E' il messaggio che ha inteso lanciare stamane l'ex sindaco dell'Aquila, ed ex responsabile sanità del Pd, Massimo Cialente. "I Dea di secondo livello, previsti per una popolazione minima di 600.000 abitanti - ha spiegato Cialente - richiedono la presenza di tutti i reparti di alta specialità. In Abruzzo, nessuno dei quattro ospedali provinciali, ad oggi, ha i requisiti completi per configurarsi come hub di secondo livello: i reparti super specialistici, infatti, sono distribuiti sulle quattro province. Poiché siamo 1.300.000 abitanti, è possibile istituire uno o massimo due Dea. La proposta che feci come sindaco, nel momento in cui si pose il problema, è l'unica politicamente, scientificamente, organizzativamente, efficacemente ed efficientemente praticabile: la creazione di due Dea di secondo livello funzionali, vale a dire uno sull'area Chieti-Pescara, l'altro su L'Aquila-Teramo. La giunta D'Alfonso accettò questa proposta ed istituì due Commissioni: quella relativa alla costa si è conclusa positivamente, il Dea di secondo livello si farà sui due ospedali di Chieti e Pescara. La Commissione per Teramo e L'Aquila, invece, si è riunita una sola volta".

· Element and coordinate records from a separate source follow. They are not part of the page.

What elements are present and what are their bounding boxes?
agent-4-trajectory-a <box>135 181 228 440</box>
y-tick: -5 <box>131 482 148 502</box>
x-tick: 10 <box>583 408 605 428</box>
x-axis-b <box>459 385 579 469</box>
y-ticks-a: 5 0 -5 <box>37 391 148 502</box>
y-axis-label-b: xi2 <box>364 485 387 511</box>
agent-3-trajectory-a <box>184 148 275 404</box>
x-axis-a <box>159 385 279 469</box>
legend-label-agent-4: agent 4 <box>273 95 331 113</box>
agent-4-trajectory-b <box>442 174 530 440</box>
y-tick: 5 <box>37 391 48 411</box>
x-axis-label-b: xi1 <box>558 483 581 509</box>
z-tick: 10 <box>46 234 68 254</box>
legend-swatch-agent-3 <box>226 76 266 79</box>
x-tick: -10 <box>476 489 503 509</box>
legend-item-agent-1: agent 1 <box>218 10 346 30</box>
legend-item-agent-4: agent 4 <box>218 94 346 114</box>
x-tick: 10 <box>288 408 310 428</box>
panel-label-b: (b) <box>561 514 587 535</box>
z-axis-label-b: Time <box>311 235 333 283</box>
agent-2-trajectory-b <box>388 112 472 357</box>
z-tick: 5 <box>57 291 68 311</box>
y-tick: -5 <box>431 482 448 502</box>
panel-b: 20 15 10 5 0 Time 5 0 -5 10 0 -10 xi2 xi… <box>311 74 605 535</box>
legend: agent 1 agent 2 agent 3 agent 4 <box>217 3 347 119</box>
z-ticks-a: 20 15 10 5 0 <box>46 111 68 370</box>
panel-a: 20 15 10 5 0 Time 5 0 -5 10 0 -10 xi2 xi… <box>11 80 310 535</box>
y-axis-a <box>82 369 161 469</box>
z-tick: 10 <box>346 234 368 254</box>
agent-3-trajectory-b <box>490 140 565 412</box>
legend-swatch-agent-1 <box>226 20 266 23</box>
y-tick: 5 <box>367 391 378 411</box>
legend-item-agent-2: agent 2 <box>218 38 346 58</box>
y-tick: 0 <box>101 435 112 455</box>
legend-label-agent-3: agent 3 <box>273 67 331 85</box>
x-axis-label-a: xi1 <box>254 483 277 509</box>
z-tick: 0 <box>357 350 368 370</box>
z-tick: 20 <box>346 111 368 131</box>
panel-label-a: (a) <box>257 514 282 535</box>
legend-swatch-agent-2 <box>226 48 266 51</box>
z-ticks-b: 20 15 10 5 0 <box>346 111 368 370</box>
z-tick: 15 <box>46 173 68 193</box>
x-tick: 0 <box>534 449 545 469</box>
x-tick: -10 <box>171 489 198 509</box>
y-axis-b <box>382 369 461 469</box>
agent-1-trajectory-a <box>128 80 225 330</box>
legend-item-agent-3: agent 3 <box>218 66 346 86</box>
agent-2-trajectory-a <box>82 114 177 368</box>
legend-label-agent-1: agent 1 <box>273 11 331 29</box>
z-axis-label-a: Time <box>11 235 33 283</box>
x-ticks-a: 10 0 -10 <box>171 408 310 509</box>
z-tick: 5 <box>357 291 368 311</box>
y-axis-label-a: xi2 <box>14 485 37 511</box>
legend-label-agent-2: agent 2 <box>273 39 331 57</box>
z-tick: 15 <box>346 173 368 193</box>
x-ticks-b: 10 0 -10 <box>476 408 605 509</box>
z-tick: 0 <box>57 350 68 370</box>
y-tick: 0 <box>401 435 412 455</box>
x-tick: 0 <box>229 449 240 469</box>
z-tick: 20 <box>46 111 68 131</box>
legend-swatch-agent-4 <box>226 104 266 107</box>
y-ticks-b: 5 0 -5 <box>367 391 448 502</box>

Cialente non si nasconde: "La verità è che non si è voluta portare avanti", dice a chiare lettere.
"Tra le giustificazioni c'è quella, a mio avviso sciocca, che afferma che tra L'Aquila e Teramo la presenza del Gran Sasso renda impossibile qualsiasi collegamento in tempi utili, e che su questo punto il Ministero si è sempre inchiodato. E' una sciocchezza, se si pensa che non solo i malati che ne avessero necessità (soprattutto i politraumatizzati, contemporaneamente neurologici, toracici ed addominali) potrebbero benissimo essere trasportati in un quarto d'ora con l'elicottero o in 40 minuti via autostrada, ma ove necessario, l'equipe - ad esempio di chirurgia toracica - potrebbe spostarsi rapidamente. In tal senso è già stata stipulata una convenzione tra le due Asl, considerando che i reparti di alta specialità sono dell'Università dell'Aquila".
Lunedì quindi si dovrebbe spingere in tal senso: "un Dea funzionale di secondo livello tra L'Aquila e Teramo, con una stretta collaborazione tra le due ASL e l'Università, già presente nei due nosocomi".
In questo senso, però, il documento che approderà a discussione lunedì pare andare in altra direzione. E sul punto insiste l'ex sindaco dell'Aquila: "mi giunge voce che la regione, ed altri politici sparsi sul territorio, abbiano assunto una posizione a mio avviso folle: chiedere la deroga al ministero per avere tre o addirittura quattro Dea di II livello in Abruzzo. Delle due l'una: o si prendono in giro i cittadini, oppure si vuol fare la furbata di far ricadere la responsabilità dell'ovvio diniego sul Governo".
Per decenni - sottolinea Cialente - "i politici hanno messo a credere, facendoci campanilismo, che l'importante è assegnare un'etichetta, creare ospedali, mantenerli comunque anche quando divengono pericolosi perché privi delle alte tecnologie diagnostiche e terapeutiche, abbandonando completamente gli investimenti sulla medicina territoriale, secondo quanto oggi dettato dalla nuova medicina. Ce lo vedete l'Abruzzo, già impelagato con il piano di rientro, con poche risorse, con un piano che prevede la chiusura di numerose unità operative complesse e semplici (sarebbero i reparti), realizzare tre o quattro cardiochirurgie, neurochirurgie, chirurgie toraciche, tin, chirurgie vascolari di alto livello? Chi le paga? E soprattutto, quale qualità assicurerebbero nel momento in cui avrebbero un bacino di utenza inferiore a quello previsto in letteratura internazionale affinché vi si eseguano un numero tale di interventi capaci di assicurare una casistica che permetta la qualità della preparazione delle equipe? Ma se abbiamo chiuso i punti nascita perché meno di 500 parti sono ritenuti insufficienti per assicurare una casistica idonea per una vera qualità delle prestazioni, pensiamo che un parto sia più complesso di un intervento cardiochirurgico o neurochirurgico?".
Dunque, l'auspicio: "mi auguro che i due Consigli comunali si comportino seriamente; guai a prendere in giro i cittadini e soprattutto attenti: il campanilismo è in agguato, in tutte e quattro la città capoluogo di provincia, non ci mette niente a liberarsi e tornare a mordere".